THE importance and the value of a good prayer book can scarcely be overestimated. The average Catholic has no opportunity and no inclination for much mental prayer. Nor is he able to concentrate his mind for any considerable length of time on any given subject of meditation. He must find his beliefs and his aspirations expressed in the printed word, in terms that appeal to his intellect and to his heart. Besides, at divine service, the language of the Church is incomprehensible to him. Hence he cannot take part in the ceremonies as fully as was the case in former centuries. A good prayer book is required as an interpreter and a guide. And it affords the easiest means of familiarizing the faithful with the essentials of the devotional life: Holy Mass, Holy Communion, Confession, the other Sacraments, and the various practices in general use in the Church ...

The Third Council of Baltimore saw the need and tried to supply it. However much the Manual of Prayers may appeal to converts, it is not the prayer book Catholics generally use. There is about it a certain formalism that repels; it has an abundance of Latin texts that are irrelevant for the average Catholic; a long collection of hymns that, however beautiful, belong more properly in a hymnal. It never attained to that popularity which the English Book of Common Prayer enjoyed for centuries, and enjoys to-day. "I value the Prayer Book as you cannot do," says one of the Anglican characters in Newman's Loss and Gain (Ch. VIII), "for I have known what it is to one in affliction. May it be long before you know it in a similar way; but if affliction comes on you depend on it, all these new fashions and fancies will vanish from you like the wind, and the good old Prayer Book alone will stand you in any stead."

The reasons for this extraordinary popularity are various. The Book of Common Prayer embodies a national creed and a national form of worship. It symbolizes, however vaguely for the present generation, the spirit of revolt that alone justifies the existence of the Anglican Church as a separate communion. Having been in use for many generations, it has thereby acquired a setimental [sic] value that is one of its greatest assets. Lastly, to Cranmer who compiled it, must be conceded "a splendid command of the English language and an instinctive sense of what would suit average English minds.

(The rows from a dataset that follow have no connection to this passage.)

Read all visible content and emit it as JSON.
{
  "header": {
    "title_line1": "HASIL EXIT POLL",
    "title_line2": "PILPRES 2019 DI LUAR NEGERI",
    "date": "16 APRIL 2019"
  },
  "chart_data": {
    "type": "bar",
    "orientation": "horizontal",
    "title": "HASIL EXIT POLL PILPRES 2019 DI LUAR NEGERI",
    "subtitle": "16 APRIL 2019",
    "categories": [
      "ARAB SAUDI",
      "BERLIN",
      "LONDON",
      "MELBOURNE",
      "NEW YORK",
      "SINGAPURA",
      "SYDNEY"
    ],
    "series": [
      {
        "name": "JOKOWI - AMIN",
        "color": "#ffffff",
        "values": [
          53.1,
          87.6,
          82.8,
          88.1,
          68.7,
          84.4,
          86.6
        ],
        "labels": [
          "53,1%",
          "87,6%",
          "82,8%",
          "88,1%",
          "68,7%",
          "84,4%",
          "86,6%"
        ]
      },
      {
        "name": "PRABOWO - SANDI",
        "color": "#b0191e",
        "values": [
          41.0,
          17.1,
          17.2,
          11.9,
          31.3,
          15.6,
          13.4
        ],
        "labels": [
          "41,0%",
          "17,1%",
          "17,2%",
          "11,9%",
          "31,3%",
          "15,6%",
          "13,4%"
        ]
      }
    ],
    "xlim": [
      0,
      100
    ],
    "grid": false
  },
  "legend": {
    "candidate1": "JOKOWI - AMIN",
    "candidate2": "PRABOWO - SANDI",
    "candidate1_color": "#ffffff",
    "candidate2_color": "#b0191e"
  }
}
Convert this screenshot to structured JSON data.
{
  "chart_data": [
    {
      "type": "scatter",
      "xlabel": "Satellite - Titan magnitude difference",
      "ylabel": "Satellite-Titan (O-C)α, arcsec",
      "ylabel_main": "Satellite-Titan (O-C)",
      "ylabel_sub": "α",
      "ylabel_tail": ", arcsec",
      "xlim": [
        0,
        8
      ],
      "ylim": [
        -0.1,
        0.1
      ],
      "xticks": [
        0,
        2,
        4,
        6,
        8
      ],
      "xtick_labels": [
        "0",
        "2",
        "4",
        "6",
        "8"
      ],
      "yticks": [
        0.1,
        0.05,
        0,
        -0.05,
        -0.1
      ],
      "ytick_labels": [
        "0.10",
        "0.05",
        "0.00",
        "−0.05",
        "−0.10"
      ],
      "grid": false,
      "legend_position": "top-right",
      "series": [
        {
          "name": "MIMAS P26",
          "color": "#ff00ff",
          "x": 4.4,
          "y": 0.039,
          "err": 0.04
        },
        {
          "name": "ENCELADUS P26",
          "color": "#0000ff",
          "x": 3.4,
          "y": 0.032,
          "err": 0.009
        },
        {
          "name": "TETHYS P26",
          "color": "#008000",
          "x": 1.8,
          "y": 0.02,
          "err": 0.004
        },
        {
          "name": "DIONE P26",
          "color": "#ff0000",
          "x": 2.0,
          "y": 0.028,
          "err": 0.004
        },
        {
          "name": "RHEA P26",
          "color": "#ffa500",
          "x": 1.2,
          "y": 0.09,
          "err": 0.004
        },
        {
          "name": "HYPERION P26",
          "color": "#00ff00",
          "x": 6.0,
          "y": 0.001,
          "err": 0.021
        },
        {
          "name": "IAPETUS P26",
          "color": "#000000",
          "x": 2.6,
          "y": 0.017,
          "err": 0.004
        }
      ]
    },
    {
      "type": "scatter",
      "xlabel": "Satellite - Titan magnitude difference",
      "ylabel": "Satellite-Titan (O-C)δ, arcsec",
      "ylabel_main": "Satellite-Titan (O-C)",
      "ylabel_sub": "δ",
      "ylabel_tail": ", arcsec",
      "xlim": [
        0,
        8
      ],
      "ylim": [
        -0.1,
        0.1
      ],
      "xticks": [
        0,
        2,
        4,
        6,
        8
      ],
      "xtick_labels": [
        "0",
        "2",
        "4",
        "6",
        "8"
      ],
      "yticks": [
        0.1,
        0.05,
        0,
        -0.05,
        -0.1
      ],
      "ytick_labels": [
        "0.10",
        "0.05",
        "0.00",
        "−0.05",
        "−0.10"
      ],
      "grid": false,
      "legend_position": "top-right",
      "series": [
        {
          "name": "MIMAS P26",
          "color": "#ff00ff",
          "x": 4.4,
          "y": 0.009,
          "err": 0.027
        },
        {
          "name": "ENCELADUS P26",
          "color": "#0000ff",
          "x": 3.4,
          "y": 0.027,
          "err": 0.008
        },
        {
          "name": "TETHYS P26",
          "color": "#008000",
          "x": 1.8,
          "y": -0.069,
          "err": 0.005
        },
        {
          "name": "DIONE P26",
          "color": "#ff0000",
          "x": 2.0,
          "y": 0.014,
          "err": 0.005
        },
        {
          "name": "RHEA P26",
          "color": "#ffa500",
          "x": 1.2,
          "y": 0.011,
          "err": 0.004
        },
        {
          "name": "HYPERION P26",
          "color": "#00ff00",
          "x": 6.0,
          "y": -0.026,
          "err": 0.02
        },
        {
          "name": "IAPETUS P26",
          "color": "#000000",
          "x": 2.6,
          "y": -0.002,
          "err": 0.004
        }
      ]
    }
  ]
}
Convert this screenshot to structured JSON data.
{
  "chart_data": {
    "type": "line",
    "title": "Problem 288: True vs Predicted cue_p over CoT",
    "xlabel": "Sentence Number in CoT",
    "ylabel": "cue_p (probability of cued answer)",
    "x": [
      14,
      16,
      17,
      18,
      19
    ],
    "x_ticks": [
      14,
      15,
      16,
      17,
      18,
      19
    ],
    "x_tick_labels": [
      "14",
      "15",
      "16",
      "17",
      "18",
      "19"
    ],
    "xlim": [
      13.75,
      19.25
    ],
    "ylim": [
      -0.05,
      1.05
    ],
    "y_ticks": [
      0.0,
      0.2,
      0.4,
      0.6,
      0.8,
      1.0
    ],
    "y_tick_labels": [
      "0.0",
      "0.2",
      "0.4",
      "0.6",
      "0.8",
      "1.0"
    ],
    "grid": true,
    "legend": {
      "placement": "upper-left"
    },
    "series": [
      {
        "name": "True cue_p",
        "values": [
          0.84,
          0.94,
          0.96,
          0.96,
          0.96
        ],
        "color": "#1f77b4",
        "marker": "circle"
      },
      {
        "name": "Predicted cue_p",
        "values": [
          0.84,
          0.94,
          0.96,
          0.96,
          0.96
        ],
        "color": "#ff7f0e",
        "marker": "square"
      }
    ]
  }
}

His genius for devotional composition in English is universally recognized even by those who have least sympathy with his character and career." To the average Anglican the Book of Common Prayer is as much of an unconscious masterpiece as are Shakespeare's works. It is part and parcel of the nation's life, and as such is often used even by Nonconformists.

Whether any prayer book we may produce will ever attain the popularity of its Anglican counterpart, is problematical. That we need it, however, is beyond question. A certain uniformity is very desirable, specially for public devotions. The prayers used in the church on those occasions should be within the reach of all, familiar to all and the same for all.